At this stage, the potential buyer evaluates and compares the product to other options and makes the final decision to buy or not. Marketing and sales typically work closely together at this stage to convince the buyer that their product is the best choice and close the deal.
This is the metaphorical end zone where all the hard work pays off, and a prospect becomes a customer by buying the product or service. At this point, the sales department takes care of the transaction. But hold on – it’s not over (it should never be over). Assuming buyers have a positive experience, the company can turn them into a brand advocate and a valuable source for referrals, which feeds the top of the funnel to start the process again.
Will a customer funnel really make a difference?
Let’s look at two simplified, hypothetical examples.

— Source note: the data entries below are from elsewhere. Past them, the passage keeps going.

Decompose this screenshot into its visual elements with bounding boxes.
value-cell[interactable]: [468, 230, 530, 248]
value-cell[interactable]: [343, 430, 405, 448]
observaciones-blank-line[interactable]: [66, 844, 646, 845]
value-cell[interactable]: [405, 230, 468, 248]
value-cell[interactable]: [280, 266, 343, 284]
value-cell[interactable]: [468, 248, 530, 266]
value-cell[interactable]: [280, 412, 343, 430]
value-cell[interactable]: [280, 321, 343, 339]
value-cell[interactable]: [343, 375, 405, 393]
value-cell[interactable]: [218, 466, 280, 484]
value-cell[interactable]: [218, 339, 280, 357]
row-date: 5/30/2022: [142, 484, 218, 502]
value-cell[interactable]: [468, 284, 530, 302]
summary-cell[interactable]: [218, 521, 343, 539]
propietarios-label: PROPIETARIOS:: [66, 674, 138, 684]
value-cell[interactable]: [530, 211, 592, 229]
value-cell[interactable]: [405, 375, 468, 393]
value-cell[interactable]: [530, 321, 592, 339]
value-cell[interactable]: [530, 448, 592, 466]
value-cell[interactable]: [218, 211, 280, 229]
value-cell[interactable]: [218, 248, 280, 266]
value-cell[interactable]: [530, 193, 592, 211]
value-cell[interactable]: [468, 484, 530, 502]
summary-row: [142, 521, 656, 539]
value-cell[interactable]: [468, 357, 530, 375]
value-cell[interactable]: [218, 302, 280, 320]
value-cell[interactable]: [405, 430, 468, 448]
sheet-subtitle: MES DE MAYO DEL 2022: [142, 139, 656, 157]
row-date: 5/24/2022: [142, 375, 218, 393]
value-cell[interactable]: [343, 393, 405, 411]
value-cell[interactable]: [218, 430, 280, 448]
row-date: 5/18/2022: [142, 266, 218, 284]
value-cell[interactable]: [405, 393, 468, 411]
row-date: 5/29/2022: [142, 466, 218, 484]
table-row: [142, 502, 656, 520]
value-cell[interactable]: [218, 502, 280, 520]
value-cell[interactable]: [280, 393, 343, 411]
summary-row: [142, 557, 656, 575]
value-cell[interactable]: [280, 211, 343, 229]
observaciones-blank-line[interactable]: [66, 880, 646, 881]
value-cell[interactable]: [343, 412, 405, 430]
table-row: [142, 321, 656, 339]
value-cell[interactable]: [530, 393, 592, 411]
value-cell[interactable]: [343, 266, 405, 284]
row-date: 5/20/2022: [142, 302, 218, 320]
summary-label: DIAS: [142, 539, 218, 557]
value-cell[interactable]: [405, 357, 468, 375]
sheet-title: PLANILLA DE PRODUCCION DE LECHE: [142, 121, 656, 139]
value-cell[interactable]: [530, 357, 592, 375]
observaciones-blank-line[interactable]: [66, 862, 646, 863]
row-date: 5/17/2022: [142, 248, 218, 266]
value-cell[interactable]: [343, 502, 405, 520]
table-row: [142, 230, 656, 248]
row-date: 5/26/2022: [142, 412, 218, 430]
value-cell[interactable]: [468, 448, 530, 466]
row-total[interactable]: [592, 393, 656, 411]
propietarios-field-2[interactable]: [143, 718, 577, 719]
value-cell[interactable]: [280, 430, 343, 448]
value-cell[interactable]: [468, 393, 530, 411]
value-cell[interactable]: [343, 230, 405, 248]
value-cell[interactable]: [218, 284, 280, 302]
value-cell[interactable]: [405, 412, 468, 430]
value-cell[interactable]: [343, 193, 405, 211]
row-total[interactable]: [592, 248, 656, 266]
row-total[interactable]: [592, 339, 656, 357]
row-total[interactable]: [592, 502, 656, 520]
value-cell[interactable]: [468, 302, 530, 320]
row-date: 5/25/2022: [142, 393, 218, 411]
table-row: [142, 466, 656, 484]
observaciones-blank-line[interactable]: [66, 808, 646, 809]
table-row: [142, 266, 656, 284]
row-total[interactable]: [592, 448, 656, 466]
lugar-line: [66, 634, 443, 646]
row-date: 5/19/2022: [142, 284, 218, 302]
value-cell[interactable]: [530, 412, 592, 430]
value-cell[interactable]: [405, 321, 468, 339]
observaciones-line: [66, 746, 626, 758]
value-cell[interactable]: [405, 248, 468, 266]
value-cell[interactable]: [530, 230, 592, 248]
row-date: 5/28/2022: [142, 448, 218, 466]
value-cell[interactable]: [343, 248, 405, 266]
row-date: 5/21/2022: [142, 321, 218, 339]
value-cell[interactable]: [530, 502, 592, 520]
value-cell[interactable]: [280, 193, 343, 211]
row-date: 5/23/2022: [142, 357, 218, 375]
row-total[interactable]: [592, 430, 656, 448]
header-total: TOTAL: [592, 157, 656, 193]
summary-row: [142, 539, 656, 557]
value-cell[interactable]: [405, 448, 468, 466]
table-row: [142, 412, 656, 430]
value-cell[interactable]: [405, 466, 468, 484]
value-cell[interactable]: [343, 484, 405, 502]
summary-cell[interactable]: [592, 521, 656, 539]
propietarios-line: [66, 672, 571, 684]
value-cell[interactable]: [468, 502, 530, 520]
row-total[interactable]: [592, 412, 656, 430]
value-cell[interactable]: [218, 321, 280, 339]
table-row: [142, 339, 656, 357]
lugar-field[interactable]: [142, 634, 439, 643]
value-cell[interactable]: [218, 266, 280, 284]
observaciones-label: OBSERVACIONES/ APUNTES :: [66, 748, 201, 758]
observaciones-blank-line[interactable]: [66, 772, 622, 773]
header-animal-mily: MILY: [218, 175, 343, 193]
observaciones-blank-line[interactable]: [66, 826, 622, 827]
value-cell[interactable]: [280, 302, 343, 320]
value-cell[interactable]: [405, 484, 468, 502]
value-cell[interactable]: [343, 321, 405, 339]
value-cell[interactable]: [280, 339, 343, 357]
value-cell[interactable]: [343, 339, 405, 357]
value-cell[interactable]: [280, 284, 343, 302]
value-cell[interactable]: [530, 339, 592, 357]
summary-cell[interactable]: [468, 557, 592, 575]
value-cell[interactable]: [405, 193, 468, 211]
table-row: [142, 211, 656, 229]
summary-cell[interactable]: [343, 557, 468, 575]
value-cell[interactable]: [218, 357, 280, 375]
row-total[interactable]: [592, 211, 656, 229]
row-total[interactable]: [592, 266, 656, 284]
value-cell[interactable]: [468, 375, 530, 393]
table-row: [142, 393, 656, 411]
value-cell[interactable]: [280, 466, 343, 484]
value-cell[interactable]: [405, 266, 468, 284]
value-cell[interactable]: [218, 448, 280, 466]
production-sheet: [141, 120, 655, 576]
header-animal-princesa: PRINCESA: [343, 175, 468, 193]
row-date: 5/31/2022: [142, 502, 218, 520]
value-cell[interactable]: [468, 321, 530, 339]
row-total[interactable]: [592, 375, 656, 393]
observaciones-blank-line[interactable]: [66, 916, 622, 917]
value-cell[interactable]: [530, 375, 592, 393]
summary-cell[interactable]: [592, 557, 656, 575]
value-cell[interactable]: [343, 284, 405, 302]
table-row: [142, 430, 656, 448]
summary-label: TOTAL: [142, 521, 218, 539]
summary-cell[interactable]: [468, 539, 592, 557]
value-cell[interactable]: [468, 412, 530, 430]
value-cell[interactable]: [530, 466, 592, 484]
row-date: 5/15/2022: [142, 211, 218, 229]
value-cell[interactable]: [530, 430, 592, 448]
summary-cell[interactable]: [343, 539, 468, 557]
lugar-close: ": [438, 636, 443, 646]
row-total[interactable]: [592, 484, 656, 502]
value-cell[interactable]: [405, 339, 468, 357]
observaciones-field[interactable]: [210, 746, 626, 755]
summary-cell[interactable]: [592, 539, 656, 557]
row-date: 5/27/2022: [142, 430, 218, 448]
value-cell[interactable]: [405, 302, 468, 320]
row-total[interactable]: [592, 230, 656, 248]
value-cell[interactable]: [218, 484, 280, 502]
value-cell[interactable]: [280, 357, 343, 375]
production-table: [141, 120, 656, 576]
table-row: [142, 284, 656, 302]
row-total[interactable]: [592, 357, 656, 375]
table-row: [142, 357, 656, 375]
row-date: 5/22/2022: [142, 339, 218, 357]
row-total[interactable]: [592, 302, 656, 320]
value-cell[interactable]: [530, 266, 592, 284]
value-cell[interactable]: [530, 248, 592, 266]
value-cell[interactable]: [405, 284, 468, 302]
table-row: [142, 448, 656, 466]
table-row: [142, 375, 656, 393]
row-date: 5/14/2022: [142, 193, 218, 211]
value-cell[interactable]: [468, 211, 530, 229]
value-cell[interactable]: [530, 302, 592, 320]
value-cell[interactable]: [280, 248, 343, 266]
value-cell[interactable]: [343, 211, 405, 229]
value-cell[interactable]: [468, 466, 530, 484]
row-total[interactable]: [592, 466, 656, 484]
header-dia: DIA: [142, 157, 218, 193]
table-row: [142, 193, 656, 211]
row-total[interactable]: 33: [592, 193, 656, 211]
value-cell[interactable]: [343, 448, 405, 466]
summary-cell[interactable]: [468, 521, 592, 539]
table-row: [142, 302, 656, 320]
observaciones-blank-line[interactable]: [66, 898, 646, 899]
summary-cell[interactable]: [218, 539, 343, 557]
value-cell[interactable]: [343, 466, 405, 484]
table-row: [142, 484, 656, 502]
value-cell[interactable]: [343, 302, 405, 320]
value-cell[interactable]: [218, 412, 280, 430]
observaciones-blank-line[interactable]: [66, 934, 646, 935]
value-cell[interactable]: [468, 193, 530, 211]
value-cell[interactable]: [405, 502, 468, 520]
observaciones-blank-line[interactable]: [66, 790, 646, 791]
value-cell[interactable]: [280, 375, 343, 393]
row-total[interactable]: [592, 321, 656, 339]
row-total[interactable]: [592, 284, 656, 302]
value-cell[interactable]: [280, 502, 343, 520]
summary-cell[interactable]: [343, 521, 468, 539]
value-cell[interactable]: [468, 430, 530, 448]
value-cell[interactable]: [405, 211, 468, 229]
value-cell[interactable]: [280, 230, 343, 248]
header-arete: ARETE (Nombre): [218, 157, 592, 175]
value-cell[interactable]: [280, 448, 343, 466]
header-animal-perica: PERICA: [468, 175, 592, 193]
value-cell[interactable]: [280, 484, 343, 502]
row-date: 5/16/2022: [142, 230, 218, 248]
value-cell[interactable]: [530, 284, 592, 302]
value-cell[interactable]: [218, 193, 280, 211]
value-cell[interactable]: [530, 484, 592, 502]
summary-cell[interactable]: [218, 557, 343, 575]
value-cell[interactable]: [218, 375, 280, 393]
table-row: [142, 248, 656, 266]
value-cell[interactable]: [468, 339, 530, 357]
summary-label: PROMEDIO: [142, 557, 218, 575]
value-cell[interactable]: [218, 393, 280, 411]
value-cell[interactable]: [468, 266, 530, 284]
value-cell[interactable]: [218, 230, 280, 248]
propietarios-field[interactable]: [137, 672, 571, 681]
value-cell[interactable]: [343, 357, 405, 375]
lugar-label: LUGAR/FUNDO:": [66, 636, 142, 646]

Company XYZ takes a simplistic approach to marketing its software and has a large sales team making outbound calls using purchased lists. This is time-consuming, and morale and sales are low because most leads are not interested in XYZ’s products, and are also not a good customer fit.
ABC Inc. has a marketing funnel that helps its small sales team close more deals with less effort.
Its marketing department started by creating attention-grabbing content marketing pieces tied to landing pages on the company website. Potential customers can engage and learn about ABC Inc. and its services without the unwelcome pressure of a cold call.
When these prospects become interested enough in the brand’s products, they request an online demonstration by filling out the form on one of XYZ’s landing pages. These requests go directly to the sales team. Because ABC Inc.’s smaller sales team is dealing with warm leads, it closes more sales than XYZ with fewer salespeople.
How do I measure results?
Measuring how your customer funnel is performing is key in gaining insights on if your funnel is generating the intended actions from your consumers. Google Analytics makes measuring the customer funnel journey simple by setting up conversion goals. Google Analytics allows you to view your users journey from the moment they land on your site until they convert into a customer. Conversion goals and other Google Analytic tools allow you to see when and where your consumers are leaving your site. This data allows you to better cater to your audience by improving user experience and decreasing bounce rate. Using a tool like Google Analytics allows you to capture data from your consumers and use that data to create meaningful interactions throughout your site, driving your website users through the customer funnel.
All companies engaged in selling have a customer funnel whether they realize it or not. Some just happen to have one that is far more effective than their competitors.